Lists Home |
Date Index |
First I should say - just in case there's any doubt about it - that
though I am a member of the XML Core WG, this is just my personal
I don't really care about any of this stuff. I have little use for
anything but ASCII in XML names. Control characters rarely cause me
trouble. I don't use IBM mainframes. I have no wish to ever
normalize Unicode text. But the Core WG has been asked to consider
all these issues, which for most of us is just another chore. There's
only a very small group of people who find character set issues
interesting, and I'm not one of them.
In article <004301c1847b$8f696f20$01b7c0d8@AlletteSystems.com> Rick writes:
>By allowing any character in names, it means that we can have WF XML 1.1
>documents which merely opening in a text editor (even an editor for the
>document encoding) will corrupt with a well-formedness error: if people use
>characters in names which may be split at by automated line-wrapping. A
>markup language which safe practise is to *never* open an entity in a text
>editor? Excellent advance!
Evidently people don't want to be stuck with Unicode 2.1 for XML
Names. Now XML could either move to some newer version of Unicode, or
have some automatic mapping from Unicode character classes to name
characters, or just allow (almost) everything and say that it's not
the business of XML to deal with this sort of detail. The first two
both require parsers to change as Unicode changes; the third is a
once-and-for-all change - I think that's the main reason why it is
what has been proposed.
The issue of line-wrapping is not one I was aware of, and one purpose
of publishing Working Drafts is precisely to get feedback from experts
like Rick on such things. On the other hand, I would never use an
editor that line-wrapped *any* of my files with an explicit command.

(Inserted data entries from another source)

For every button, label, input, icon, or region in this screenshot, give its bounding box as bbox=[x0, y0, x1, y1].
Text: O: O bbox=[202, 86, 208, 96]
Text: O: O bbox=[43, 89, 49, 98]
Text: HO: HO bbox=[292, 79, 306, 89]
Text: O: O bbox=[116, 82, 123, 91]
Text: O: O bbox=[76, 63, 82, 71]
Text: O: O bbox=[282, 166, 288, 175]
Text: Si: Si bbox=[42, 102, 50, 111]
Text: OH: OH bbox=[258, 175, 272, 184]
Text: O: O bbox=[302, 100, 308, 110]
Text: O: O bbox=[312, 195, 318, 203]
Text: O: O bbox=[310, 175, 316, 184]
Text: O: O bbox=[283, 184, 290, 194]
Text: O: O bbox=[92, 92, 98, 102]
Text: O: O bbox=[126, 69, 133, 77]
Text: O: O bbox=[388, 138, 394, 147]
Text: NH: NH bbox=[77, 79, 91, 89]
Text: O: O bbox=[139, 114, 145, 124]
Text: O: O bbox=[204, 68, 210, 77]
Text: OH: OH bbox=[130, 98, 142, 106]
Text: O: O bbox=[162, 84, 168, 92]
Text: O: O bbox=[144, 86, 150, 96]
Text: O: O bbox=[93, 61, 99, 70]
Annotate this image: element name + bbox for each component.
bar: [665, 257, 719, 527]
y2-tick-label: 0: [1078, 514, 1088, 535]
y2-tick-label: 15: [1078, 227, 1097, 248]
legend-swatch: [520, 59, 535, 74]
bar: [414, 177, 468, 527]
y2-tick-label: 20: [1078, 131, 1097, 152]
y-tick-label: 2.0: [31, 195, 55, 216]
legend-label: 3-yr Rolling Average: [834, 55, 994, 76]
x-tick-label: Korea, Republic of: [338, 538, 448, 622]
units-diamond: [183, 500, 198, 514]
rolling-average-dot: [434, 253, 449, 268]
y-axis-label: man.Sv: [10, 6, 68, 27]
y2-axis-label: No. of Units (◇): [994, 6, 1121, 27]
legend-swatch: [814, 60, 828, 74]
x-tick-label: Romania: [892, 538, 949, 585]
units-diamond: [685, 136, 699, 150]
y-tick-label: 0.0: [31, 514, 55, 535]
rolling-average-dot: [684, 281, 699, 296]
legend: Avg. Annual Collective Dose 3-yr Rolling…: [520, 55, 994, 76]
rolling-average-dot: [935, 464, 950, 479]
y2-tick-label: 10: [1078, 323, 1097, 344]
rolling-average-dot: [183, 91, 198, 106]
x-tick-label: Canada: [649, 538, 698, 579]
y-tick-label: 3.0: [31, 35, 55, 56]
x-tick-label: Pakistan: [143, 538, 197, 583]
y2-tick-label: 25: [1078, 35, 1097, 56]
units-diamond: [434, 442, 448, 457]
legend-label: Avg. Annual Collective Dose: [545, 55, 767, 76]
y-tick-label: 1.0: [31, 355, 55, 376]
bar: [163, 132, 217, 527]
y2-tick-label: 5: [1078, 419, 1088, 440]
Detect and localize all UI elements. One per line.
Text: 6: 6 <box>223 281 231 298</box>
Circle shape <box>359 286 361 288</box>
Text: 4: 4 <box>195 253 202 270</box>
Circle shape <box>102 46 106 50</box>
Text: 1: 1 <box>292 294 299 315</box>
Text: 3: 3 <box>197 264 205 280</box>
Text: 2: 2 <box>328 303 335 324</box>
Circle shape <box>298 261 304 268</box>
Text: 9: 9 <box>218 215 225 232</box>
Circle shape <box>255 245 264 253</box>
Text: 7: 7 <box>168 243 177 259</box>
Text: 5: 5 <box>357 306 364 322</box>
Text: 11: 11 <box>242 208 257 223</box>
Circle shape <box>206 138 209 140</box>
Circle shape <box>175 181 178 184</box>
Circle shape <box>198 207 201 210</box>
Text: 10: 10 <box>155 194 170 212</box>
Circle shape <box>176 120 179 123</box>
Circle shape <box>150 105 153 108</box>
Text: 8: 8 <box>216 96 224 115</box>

Do you really use such things on XML files? (I did once inadvertently
do fill-region on a Python program, which took an hour to fix.)
>I would guess that putting in Issue 18 and Issue 21 (should control
>be allowed? should 0x00 be allowed?) are just sacrificial lambs, put in to
>be removed later but not serious suggestions.
Not really. They were both seriously proposed. I think the case of
nul is certain to be rejected; it was left in for completeness. But
there are many applications where it would be useful to include
control characters - you have only to look back at the archives of
this mailing list and comp.text.xml to see people asking for advice on
>A markup language which was unsafe to store in files
I don't know what you mean by that.
>or to transmit on serial lines
Really? I have often transmitted 8-bit data over serial lines.
>or as text/*?
If people want to include control characters in their data, they will
have that problem regardless of whether they mark it up in XML.
One possibility I have heard of is that control characters could be
allowed, but only as character references.
Your comment about "sacrificial lambs" seems to suggest that someone
is trying to push this through against public opposition. As far as I
am concerned, we are only doing this because people wnat it. In fact,
yours is the only such strong opposition I have heard.
>It would be interesting to speculate what principle causes characters to be
>considered whitespace: certainly it is not that all visible space should be
>whitespace (one sensisble rule) or that only ASCII should be space.
>Why is not just mapping NEL to #A on input enough to satisfy the IBM
Enything mapped to #A on input should also be a whitespace character,
so that it behaves consistently if it appears as a character reference
in an internal entity. 2028 has been added because it has Unicode
backing as a universal line separator.
>This gives us a markup language in which all markup a WF document could look
>by inspection as if every character is ASCII but could not be serialized out
>to ASCII. because of NELs or LS characters.
Unicode is full of characters that look like ASCII but aren't. Most
of the Greek capitals for example.
>Another great joke is to "simplify" the naming rules to free a parser from
>having to worry about future upgrades to Unicode, but then requiring
>Normalized data (and suggesting it should be an error): surely this just
>ties the parser to having to know a particular version of Unicode to know
>which normalization rules to use!
I think most parser writers don't want to have to check for
normalization; it is the i18n people who are pressing for this. I
agree that this seems to either argue against normalization or weaken
the case for allowing all characters in names. Or is it intended that
future Unicode additions won't change the normalization rules?